Blake Lively plays Nancy—when was the last time you met anyone under 40 named Nancy? I call bullsh*t on this name (Lainey: me too!)—a med school dropout who’s in Mexico to visit a beach where her mother went one time. Nancy is there to surf and Contemplate Future Things, which is represented by Lively staring blankly into the middle distance. The beginning of the movie is a little rough because Blake Lively can’t act and this is the part of the movie that requires her to be interesting as a person and not potential shark food.

But then Nancy arrives at the beach, which is gorgeous. Collet-Serra and his director of photography, Flavio Martinez Labiano (The Gunman, Non-Stop), capture some really stunning images throughout the movie. It’s part of what makes The Shallows work—it’s a great looking movie. Collet-Serra changes up his shot selection enough to keep the visuals interesting, combining aerials, panoramas, hand-held work, and underwater photography. We don’t actually see the shark all that much, and we don’t need to because the camera does a solid job inducing dread.

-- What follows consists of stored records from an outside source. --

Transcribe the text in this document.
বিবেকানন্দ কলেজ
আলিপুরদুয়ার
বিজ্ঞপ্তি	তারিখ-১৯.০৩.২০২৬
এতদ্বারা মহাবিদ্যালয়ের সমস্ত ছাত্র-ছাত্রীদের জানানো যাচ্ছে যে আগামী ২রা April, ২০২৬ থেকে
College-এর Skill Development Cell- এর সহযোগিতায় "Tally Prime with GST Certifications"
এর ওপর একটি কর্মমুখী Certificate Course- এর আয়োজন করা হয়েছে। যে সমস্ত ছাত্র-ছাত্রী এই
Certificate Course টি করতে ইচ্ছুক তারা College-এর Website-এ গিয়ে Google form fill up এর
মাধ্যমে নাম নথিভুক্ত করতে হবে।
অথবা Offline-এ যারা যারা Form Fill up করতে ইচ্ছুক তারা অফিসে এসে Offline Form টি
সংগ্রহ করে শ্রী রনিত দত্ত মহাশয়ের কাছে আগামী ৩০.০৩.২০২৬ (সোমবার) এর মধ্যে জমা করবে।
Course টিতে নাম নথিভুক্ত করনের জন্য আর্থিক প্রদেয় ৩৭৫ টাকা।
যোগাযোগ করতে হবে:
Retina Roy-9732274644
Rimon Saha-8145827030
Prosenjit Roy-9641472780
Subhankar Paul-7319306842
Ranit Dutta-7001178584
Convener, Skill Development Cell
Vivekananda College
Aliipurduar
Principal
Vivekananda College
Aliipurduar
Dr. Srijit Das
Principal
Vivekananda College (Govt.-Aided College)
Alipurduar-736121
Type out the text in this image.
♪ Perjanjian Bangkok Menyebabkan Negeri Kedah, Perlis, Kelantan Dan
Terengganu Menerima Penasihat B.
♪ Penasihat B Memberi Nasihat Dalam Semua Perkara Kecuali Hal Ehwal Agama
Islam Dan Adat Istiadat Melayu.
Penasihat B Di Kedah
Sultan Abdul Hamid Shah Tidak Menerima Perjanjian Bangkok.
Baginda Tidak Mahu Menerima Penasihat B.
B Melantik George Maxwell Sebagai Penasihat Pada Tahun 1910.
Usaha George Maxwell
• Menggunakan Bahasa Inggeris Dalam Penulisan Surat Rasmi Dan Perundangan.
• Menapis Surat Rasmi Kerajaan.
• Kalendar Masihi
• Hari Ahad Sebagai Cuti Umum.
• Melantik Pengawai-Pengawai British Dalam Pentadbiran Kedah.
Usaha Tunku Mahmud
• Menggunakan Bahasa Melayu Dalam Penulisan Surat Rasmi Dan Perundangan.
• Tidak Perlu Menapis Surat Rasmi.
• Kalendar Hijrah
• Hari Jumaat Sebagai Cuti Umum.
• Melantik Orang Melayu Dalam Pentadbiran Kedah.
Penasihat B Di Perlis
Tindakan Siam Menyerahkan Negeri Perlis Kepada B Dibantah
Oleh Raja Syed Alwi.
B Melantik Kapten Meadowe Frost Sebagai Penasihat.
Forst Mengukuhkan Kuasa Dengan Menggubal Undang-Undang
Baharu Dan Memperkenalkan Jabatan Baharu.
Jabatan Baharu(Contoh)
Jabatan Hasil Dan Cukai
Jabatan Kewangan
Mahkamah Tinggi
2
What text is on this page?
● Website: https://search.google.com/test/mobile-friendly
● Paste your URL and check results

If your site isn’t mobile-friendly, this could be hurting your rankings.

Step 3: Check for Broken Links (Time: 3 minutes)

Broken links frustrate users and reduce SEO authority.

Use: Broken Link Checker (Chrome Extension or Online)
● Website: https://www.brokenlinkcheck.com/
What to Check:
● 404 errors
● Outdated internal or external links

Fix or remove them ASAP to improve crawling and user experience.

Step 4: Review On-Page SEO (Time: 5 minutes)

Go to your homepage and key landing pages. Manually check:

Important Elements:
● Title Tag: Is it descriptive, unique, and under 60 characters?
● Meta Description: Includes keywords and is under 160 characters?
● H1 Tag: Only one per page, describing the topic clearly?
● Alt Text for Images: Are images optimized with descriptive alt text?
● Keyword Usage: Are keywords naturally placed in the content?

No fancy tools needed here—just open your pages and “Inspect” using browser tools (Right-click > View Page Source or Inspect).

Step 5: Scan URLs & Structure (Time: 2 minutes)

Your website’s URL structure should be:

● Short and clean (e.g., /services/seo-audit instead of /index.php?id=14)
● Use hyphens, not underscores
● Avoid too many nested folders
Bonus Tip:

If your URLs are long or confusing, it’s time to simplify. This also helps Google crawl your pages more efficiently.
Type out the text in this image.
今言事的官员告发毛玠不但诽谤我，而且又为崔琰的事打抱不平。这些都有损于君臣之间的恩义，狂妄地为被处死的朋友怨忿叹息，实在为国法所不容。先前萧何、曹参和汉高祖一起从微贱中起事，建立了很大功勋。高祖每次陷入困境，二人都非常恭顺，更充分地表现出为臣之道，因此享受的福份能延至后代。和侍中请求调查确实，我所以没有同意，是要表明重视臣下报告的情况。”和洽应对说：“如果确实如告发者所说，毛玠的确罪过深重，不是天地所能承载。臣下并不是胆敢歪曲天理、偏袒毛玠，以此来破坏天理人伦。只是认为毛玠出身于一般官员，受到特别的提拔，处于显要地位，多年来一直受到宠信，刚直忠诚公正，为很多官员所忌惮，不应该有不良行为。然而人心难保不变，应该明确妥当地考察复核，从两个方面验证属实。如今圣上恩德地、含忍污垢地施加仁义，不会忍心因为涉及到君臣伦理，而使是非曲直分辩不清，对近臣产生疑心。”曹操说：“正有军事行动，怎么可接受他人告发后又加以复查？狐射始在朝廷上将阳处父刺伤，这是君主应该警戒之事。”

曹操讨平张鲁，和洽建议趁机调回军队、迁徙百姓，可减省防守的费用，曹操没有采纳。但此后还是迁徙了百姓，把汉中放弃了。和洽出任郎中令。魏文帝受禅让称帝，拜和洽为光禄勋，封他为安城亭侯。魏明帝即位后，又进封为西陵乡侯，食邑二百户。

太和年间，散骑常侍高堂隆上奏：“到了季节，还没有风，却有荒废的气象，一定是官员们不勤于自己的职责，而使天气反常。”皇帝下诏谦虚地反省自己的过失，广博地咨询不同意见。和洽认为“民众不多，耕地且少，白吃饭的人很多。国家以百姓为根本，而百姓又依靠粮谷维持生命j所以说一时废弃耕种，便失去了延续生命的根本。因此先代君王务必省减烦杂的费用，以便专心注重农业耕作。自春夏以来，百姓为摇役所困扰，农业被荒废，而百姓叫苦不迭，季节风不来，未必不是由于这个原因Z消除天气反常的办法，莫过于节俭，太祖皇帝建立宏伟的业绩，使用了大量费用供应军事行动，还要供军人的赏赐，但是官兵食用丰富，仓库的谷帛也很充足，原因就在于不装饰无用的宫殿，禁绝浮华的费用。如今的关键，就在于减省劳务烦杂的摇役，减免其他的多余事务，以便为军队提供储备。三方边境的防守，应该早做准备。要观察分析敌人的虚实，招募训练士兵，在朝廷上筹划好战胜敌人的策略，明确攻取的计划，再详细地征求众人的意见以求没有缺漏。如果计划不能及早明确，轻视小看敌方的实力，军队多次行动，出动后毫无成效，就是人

This movie is f*cking ridiculous, but it’s not trying to be anything other than a B-grade thriller, and it’s good at being a B-grade thriller. From the moment of the first shark attack, the tension ratchets up steadily. Marco Beltrami’s score is a little aggressive, but then, The Shallows is not a subtle movie. Beltrami’s thumping score fits right in with Blake Lively shrieking, which is 90% of the dialogue track. To be fair to Lively, though, she has a great horror movie scream. And once she’s stranded and fighting the shark, she’s pretty effective. She does her best acting one emotion at a time.

As for the “empathy gap” Lainey referenced in the intro the other day—oh, it’s totally noticeable. More screen time is given to the seagull sharing Nancy’s rock than to any of her would-be saviors, and because of that med school subplot this can’t just be a basic survival tale, it has to be about Learning Lessons and Life Affirmation, which makes Nancy something of a ghoulish misery tourist whose mere presence gets everyone around her killed.

There are so few characters in The Shallows that when only one of them is given anything resembling a life, it’s very apparent. And it’s not like these guys have to be great Shakespearian figures, one memorable trait would be nice. The seagull is sassy, but I can’t remember anything about anyone not named Blake Lively except that they were shark food.

The Shallows is a solid B-movie that doesn’t pretend to be anything other than a B-movie. That goes a long way in a summer movie season in which several big budget blockbusters have overreached and failed. Compared to the mind-numbing boredom of a movie like Independence Day: Resurgence, or the low of X-Men: Apocalypse, The Shallows is charmingly quaint. It’s a well-made movie that achieves its goal of making you afraid of the ocean. There’s something to be said for modest ambitions executed well.